Topic Segmentation and Term Disambiguation for NAV
As part of the services provided to the public by the Norwegian Labour and Welfare Administration (NAV) there is a need to extract structured information from job advertisements that are posted in free-text form. Currently, NAV applies manual, human coding to categorize job advertisements according to the type of position and the employer. This is a costly and error-prone process, and leaves much to be desired in terms of the range of desirable structured information about an available position, as for example specific requirements on the training, competencies, and expertise of candidate employees.

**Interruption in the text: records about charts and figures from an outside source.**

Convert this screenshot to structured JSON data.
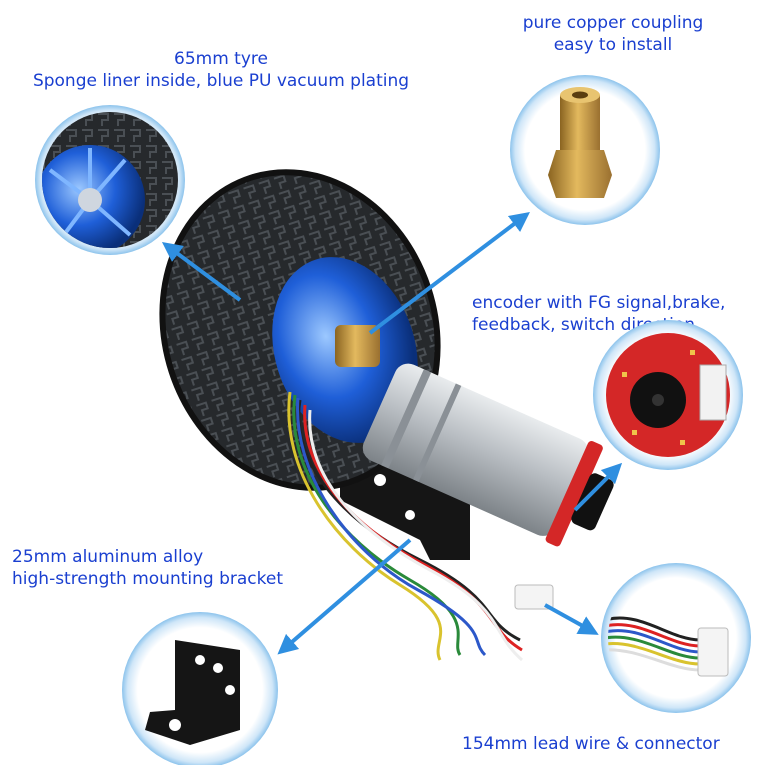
{
  "captions": {
    "tyre": {
      "line1": "65mm tyre",
      "line2": "Sponge liner inside, blue PU vacuum plating"
    },
    "coupling": {
      "line1": "pure copper coupling",
      "line2": "easy to install"
    },
    "encoder": {
      "line1": "encoder with FG signal,brake,",
      "line2": "feedback, switch direction"
    },
    "bracket": {
      "line1": "25mm aluminum alloy",
      "line2": "high-strength mounting bracket"
    },
    "wire": {
      "line1": "154mm lead wire & connector"
    }
  },
  "colors": {
    "caption_text": "#1a3fd0",
    "arrow": "#2f8fe0",
    "circle_ring": "#9fd0f2",
    "tyre_rubber": "#26292c",
    "hub_blue": "#1f5fd8",
    "brass": "#c99a3e",
    "motor_silver": "#b9bec3",
    "pcb_red": "#d42727",
    "bracket_black": "#151515"
  }
}
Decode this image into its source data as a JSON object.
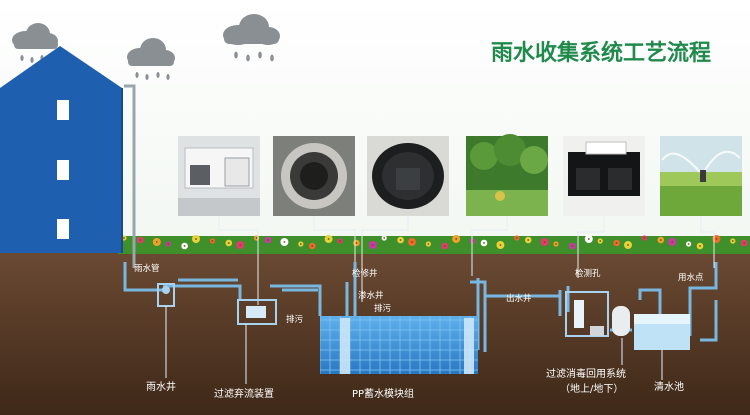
{
  "title": "雨水收集系统工艺流程",
  "colors": {
    "title": "#1f8a4c",
    "house": "#1f5fb0",
    "soil": "#5a3b28",
    "pipe": "#78b7e0",
    "tank": "#3c8fd4",
    "grass": "#3f8f2a",
    "label_white": "#ffffff",
    "label_dark": "#1a1a1a"
  },
  "labels": {
    "rain_pipe": "雨水管",
    "inspection_well": "检修井",
    "seepage_well": "渗水井",
    "discharge_1": "排污",
    "discharge_2": "排污",
    "outlet_well": "出水井",
    "monitor_hole": "检测孔",
    "water_point": "用水点",
    "rain_well": "雨水井",
    "filter_device": "过滤弃流装置",
    "pp_module": "PP蓄水模块组",
    "filter_system_1": "过滤消毒回用系统",
    "filter_system_2": "（地上/地下）",
    "clear_pool": "清水池"
  },
  "photos": [
    {
      "icon": "filter-box-photo-icon"
    },
    {
      "icon": "manhole-photo-icon"
    },
    {
      "icon": "seepage-well-photo-icon"
    },
    {
      "icon": "garden-photo-icon"
    },
    {
      "icon": "tank-module-photo-icon"
    },
    {
      "icon": "sprinkler-photo-icon"
    }
  ]
}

Since around 2002, NAV has curated a database of some 2.5 million textual job advertisements that have been manually categorized. As part of an ongoing internal project on developing a new platform to ‘match’ available positions and job-seekers, the internal Artificial Intelligence Laboratory at NAV seeks to facilate an MSc project on pre-processing of job advertisements to better support manual categorization and, if possible, enable partial or full automation of the process of extracting relevant information from these documents. Abstractly, this part of the project could be approached as an instance of topic segmentation and topic modeling.

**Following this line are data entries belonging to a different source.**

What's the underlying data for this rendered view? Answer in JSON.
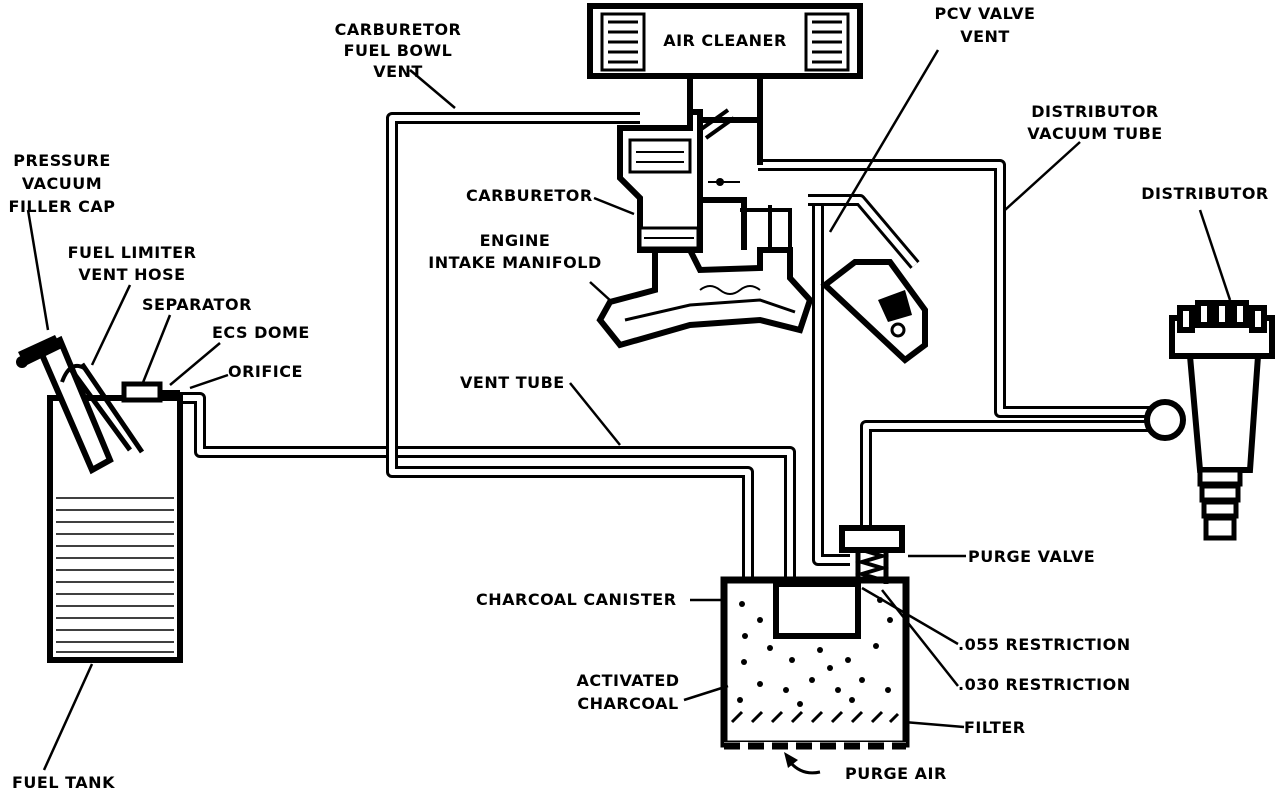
{
  "labels": {
    "carb_vent_1": "CARBURETOR",
    "carb_vent_2": "FUEL BOWL",
    "carb_vent_3": "VENT",
    "air_cleaner": "AIR CLEANER",
    "pcv_1": "PCV VALVE",
    "pcv_2": "VENT",
    "dist_vac_1": "DISTRIBUTOR",
    "dist_vac_2": "VACUUM TUBE",
    "distributor": "DISTRIBUTOR",
    "pressure_1": "PRESSURE",
    "pressure_2": "VACUUM",
    "pressure_3": "FILLER CAP",
    "fuel_limiter_1": "FUEL LIMITER",
    "fuel_limiter_2": "VENT HOSE",
    "separator": "SEPARATOR",
    "ecs_dome": "ECS DOME",
    "orifice": "ORIFICE",
    "carburetor": "CARBURETOR",
    "engine_1": "ENGINE",
    "engine_2": "INTAKE MANIFOLD",
    "vent_tube": "VENT TUBE",
    "purge_valve": "PURGE VALVE",
    "charcoal_canister": "CHARCOAL CANISTER",
    "restriction_055": ".055 RESTRICTION",
    "restriction_030": ".030 RESTRICTION",
    "activated_1": "ACTIVATED",
    "activated_2": "CHARCOAL",
    "filter": "FILTER",
    "purge_air": "PURGE AIR",
    "fuel_tank": "FUEL TANK"
  }
}
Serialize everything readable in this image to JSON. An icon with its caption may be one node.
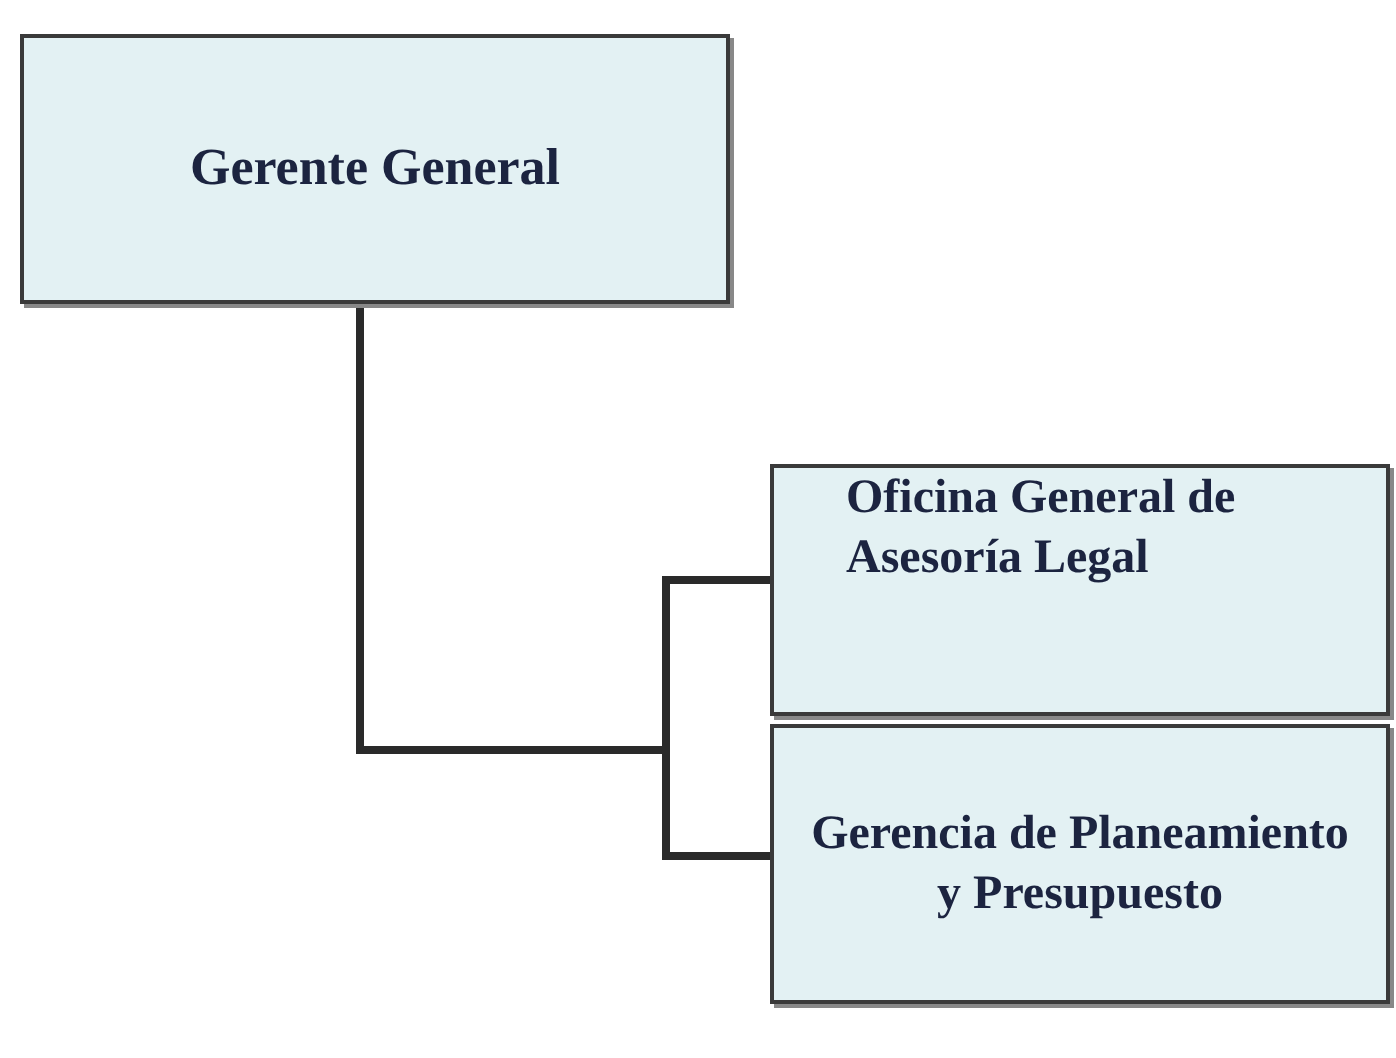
{
  "diagram": {
    "nodes": [
      {
        "text": [
          "Gerente General"
        ]
      },
      {
        "text": [
          "Oficina General de Asesoría Legal"
        ]
      },
      {
        "text": [
          "Gerencia de Planeamiento y Presupuesto"
        ]
      }
    ],
    "edges": [
      {
        "from": 0,
        "to": 1,
        "arrow": "none"
      },
      {
        "from": 0,
        "to": 2,
        "arrow": "none"
      }
    ]
  }
}
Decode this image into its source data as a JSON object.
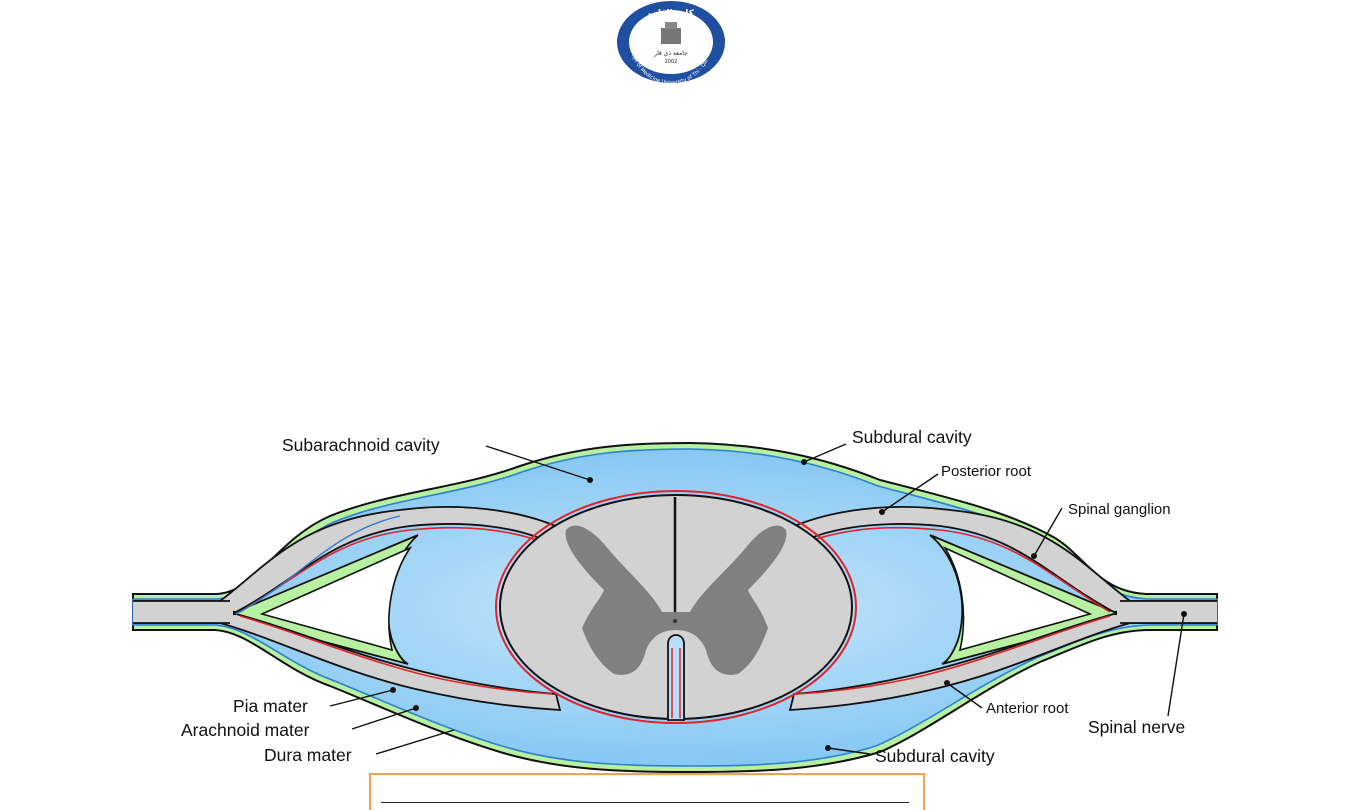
{
  "logo": {
    "arabic_top": "كلية الطب",
    "arabic_mid": "جامعة ذي قار",
    "year": "2002",
    "ring_text": "College of Medicine University of Thi - Qar"
  },
  "labels": {
    "subarachnoid_cavity": "Subarachnoid cavity",
    "subdural_cavity_top": "Subdural cavity",
    "posterior_root": "Posterior root",
    "spinal_ganglion": "Spinal ganglion",
    "pia_mater": "Pia mater",
    "arachnoid_mater": "Arachnoid mater",
    "dura_mater": "Dura mater",
    "subdural_cavity_bottom": "Subdural cavity",
    "anterior_root": "Anterior root",
    "spinal_nerve": "Spinal nerve"
  },
  "colors": {
    "dura": "#b6f0a0",
    "csf": "#8fcdf6",
    "cord": "#d2d2d2",
    "grey_matter": "#808080",
    "pia": "#e0242c",
    "arachnoid": "#2d7fd0",
    "caption_border": "#f0a25a"
  }
}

Additionally, NAV has available a very large ontology of employment- and job-seeker–related concepts, for example degrees in various subject areas. A subsidiary goal of this MSc project could be to identify textual units in the job advertisement that likely name one of the relevant concepts: a phrase like Bachelor degee in Language Technology, for example, if used as a requirement on applicants in the job advertisement will likely correspond to several ontology nodes, viz. for a specific level of higher-education degree and for a specific area of scientific specialization. There will typically be a potentially large number of different natural language expressions to name the same concept, and not all occurrences of these expressions will necessarily form a relevant unit. This sub-project, time-permitting, could be viewed as calling for the combination of general techniques like part-of-speech tagging, named entity recognition, and chunking, as well as adaptation of methods for so-called term disambiguation and grounding (in a domain specific knowledge base).

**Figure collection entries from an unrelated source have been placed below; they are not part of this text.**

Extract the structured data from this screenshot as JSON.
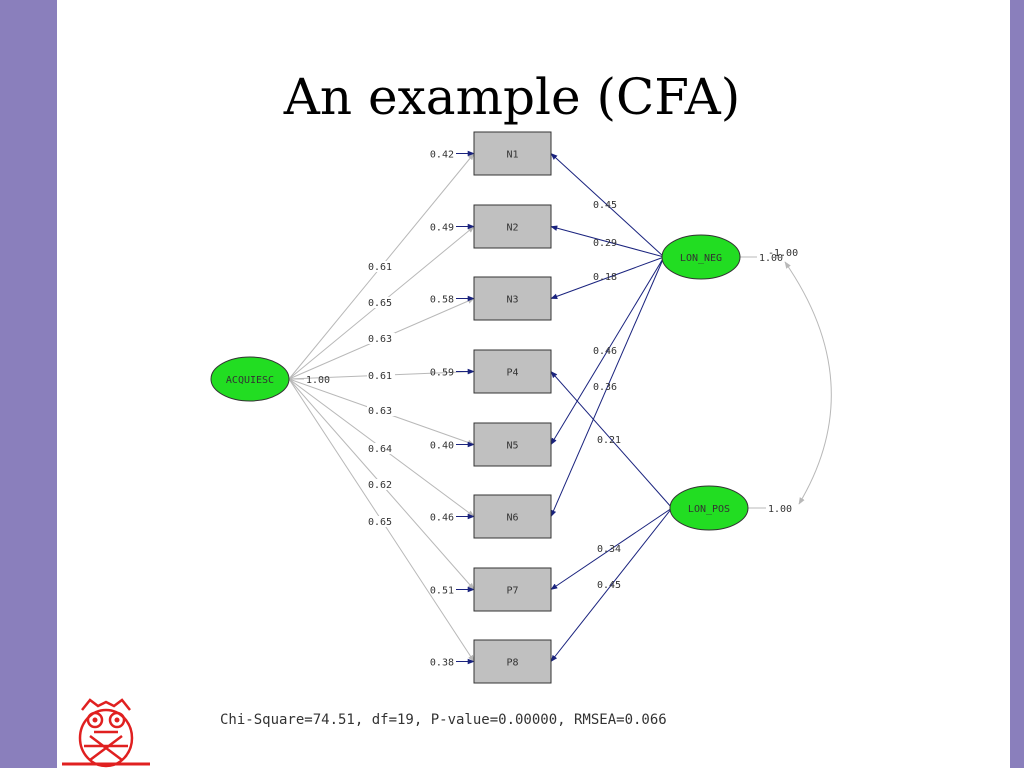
{
  "slide": {
    "title": "An example (CFA)",
    "fit_statistics": "Chi-Square=74.51, df=19, P-value=0.00000, RMSEA=0.066"
  },
  "colors": {
    "background": "#8a7fbc",
    "latent_fill": "#22dd22",
    "indicator_fill": "#c0c0c0",
    "specific_factor_path": "#1a237e",
    "method_factor_path": "#b8b8b8",
    "logo": "#e02020"
  },
  "logo": {
    "icon": "owl-icon"
  },
  "latent_factors": [
    {
      "id": "ACQUIESC",
      "label": "ACQUIESC",
      "variance": "1.00"
    },
    {
      "id": "LON_NEG",
      "label": "LON_NEG",
      "variance": "1.00"
    },
    {
      "id": "LON_POS",
      "label": "LON_POS",
      "variance": "1.00"
    }
  ],
  "factor_correlation": {
    "from": "LON_NEG",
    "to": "LON_POS",
    "value": "-1.00"
  },
  "indicators": [
    {
      "id": "N1",
      "label": "N1",
      "error_variance": "0.42"
    },
    {
      "id": "N2",
      "label": "N2",
      "error_variance": "0.49"
    },
    {
      "id": "N3",
      "label": "N3",
      "error_variance": "0.58"
    },
    {
      "id": "P4",
      "label": "P4",
      "error_variance": "0.59"
    },
    {
      "id": "N5",
      "label": "N5",
      "error_variance": "0.40"
    },
    {
      "id": "N6",
      "label": "N6",
      "error_variance": "0.46"
    },
    {
      "id": "P7",
      "label": "P7",
      "error_variance": "0.51"
    },
    {
      "id": "P8",
      "label": "P8",
      "error_variance": "0.38"
    }
  ],
  "loadings": [
    {
      "from": "ACQUIESC",
      "to": "N1",
      "value": "0.61"
    },
    {
      "from": "ACQUIESC",
      "to": "N2",
      "value": "0.65"
    },
    {
      "from": "ACQUIESC",
      "to": "N3",
      "value": "0.63"
    },
    {
      "from": "ACQUIESC",
      "to": "P4",
      "value": "0.61"
    },
    {
      "from": "ACQUIESC",
      "to": "N5",
      "value": "0.63"
    },
    {
      "from": "ACQUIESC",
      "to": "N6",
      "value": "0.64"
    },
    {
      "from": "ACQUIESC",
      "to": "P7",
      "value": "0.62"
    },
    {
      "from": "ACQUIESC",
      "to": "P8",
      "value": "0.65"
    },
    {
      "from": "LON_NEG",
      "to": "N1",
      "value": "0.45"
    },
    {
      "from": "LON_NEG",
      "to": "N2",
      "value": "0.29"
    },
    {
      "from": "LON_NEG",
      "to": "N3",
      "value": "0.18"
    },
    {
      "from": "LON_NEG",
      "to": "N5",
      "value": "0.46"
    },
    {
      "from": "LON_NEG",
      "to": "N6",
      "value": "0.36"
    },
    {
      "from": "LON_POS",
      "to": "P4",
      "value": "0.21"
    },
    {
      "from": "LON_POS",
      "to": "P7",
      "value": "0.34"
    },
    {
      "from": "LON_POS",
      "to": "P8",
      "value": "0.45"
    }
  ]
}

The project will be practical and experimental in nature, although some theoretical modeling will likely also be called for in, for example, deciding on the topic structure of job advertisements and the type of the units involved. Good programming expertise and at least basic knowledge of natural language processing are a prerequisite for this project, for example of the level of INF4820: Algorithms for Artificial Intelligence and Natural Language Processing.